The Buzz about Barre - Small Movements, Big Changes
"Tuck," "pulse," "bend," "lengthen," "point," and "turn out" are all terms much more associated with dance than with one of the most inclusive, effective, and popular workouts in recent times. And while barre does have its origins in ballet, the rhythmically challenged shouldn't worry: No tap shoes, leotards, or fancy footwork are required (unless that's your thing, in which case please carry on).
First introduced to the Northeastern United States over 40 years ago, barre finally began to trend in the early 2000s, when franchises brought the method to urban and then suburban cities across the nation. It has only grown in popularity since and continues to be on the up. So why all the buzz?
"Because it works," says Channing Azzolino, director of Absolute Barre at ClubSport Pleasanton. "Barre yields results that anyone can attain, no matter their age, weight, or fitness level. It combines strengthening, lengthening, and core work in a format that's non-impact, safe, and always challenging."
While barre appeals primarily to women thanks in large part to its ballet-infused moves and fun group fitness atmosphere, men are coming around to the notion that barre is as much of a fitness reality check as any workout.
Most barre classes follow the same basic structure. You start with a warm-up full of planks and push-ups, do a series of upper body workouts with light resistance, and continue at the barre with a lower-body section to work your thighs and glutes. Class ends with a series of core-focused moves at the barre or a short session on the mat along with breathing sequences.
Rather than large, compound movements like squats and shoulder presses, barre relies on tiny, one-inch raises called isometric movements to produce big benefits, as they allow you to hold your posture and continuously engage the muscle for longer periods of time for a much different burn than what you're used to. So don't be alarmed if your body feels as shaky as JELL-O the next day, it's just your muscles telling you they’re feeling it.
"You'll definitely be sore [the next day]!" promises Channing. "Thighs, glutes, calves, triceps, abdominals – they'll all feel the burn. But the best thing to do is to go back to class again to work through it."
Work through the soreness on the daily and you can expect to see changes in your waist size as well as in the shape and tone of your butt, legs, and abs. You'll also develop stronger back muscles and a sculpted upper body. And if that wasn’t enough, the flexibility and stability work done will get rid of any tightness and pain in the lower back and hamstrings within the first 30 days.
Because of its wide-ranging benefits, many people stick to just barre as their primary method to get or stay in shape.
"It raises the heart rate high enough and for long enough to provide cardiovascular health," says Channing. "Depending on your fitness goals, you may want to add more and longer cardio workouts to burn more calories and increase weight loss."
And let's not forget the final key aspect of barre: The music. Channing says that the right music can stimulate that part of the brain that makes someone work harder and longer during the portions of class that are intense, as well as ease them into the portions that focus on stretching and meditation.
So now that you know all the buzz around barre, you should give it a shot. Feel the burn, stick with it, and your body will soon reflect all of your hard work.

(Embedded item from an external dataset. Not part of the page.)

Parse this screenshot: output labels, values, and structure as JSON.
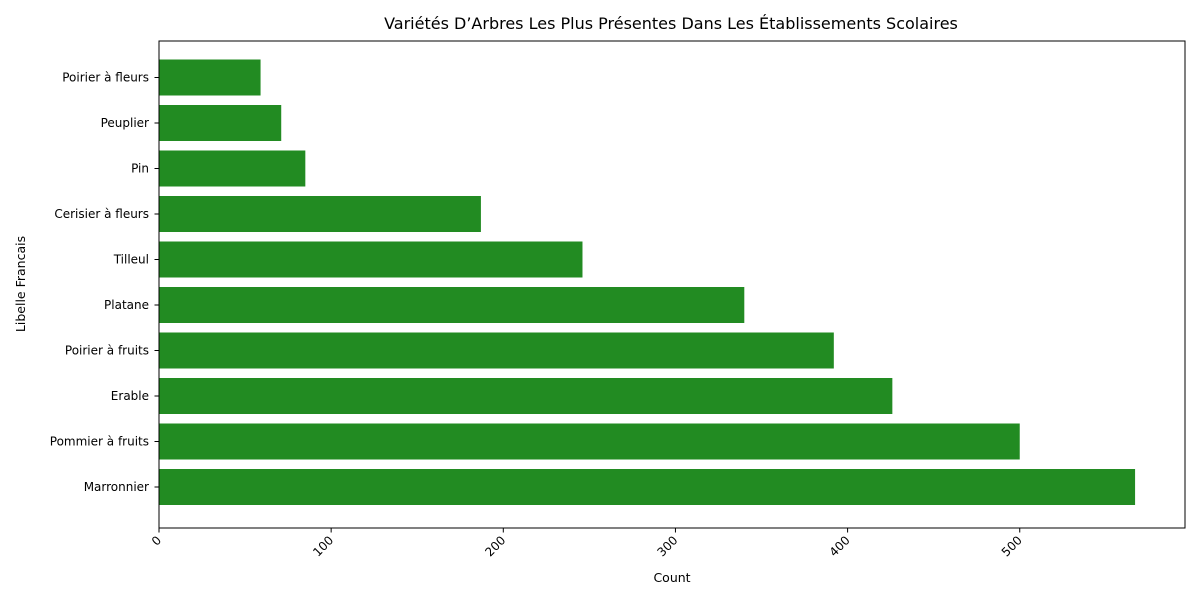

WHAT TO LOOK FOR IN A BARRE STUDIO
New to barre? If so, Channing says that there are four key things first-timers (or anyone, really) should look for when deciding where to get their barre on.
1. The environment should be welcoming and clean. The equipment and barres should be safe and in good condition.
2. The instructor or staff should properly prepare you for class. They should introduce themselves and ask you about any injuries, conditions, or limitations you may have.
3. During class, the instructor should verbally and physically guide you with clear explanations and demonstrations. They should be focused on the participants, not on their own workout.
4. The most important thing is that you feel good, comfortable, and safe while you are there.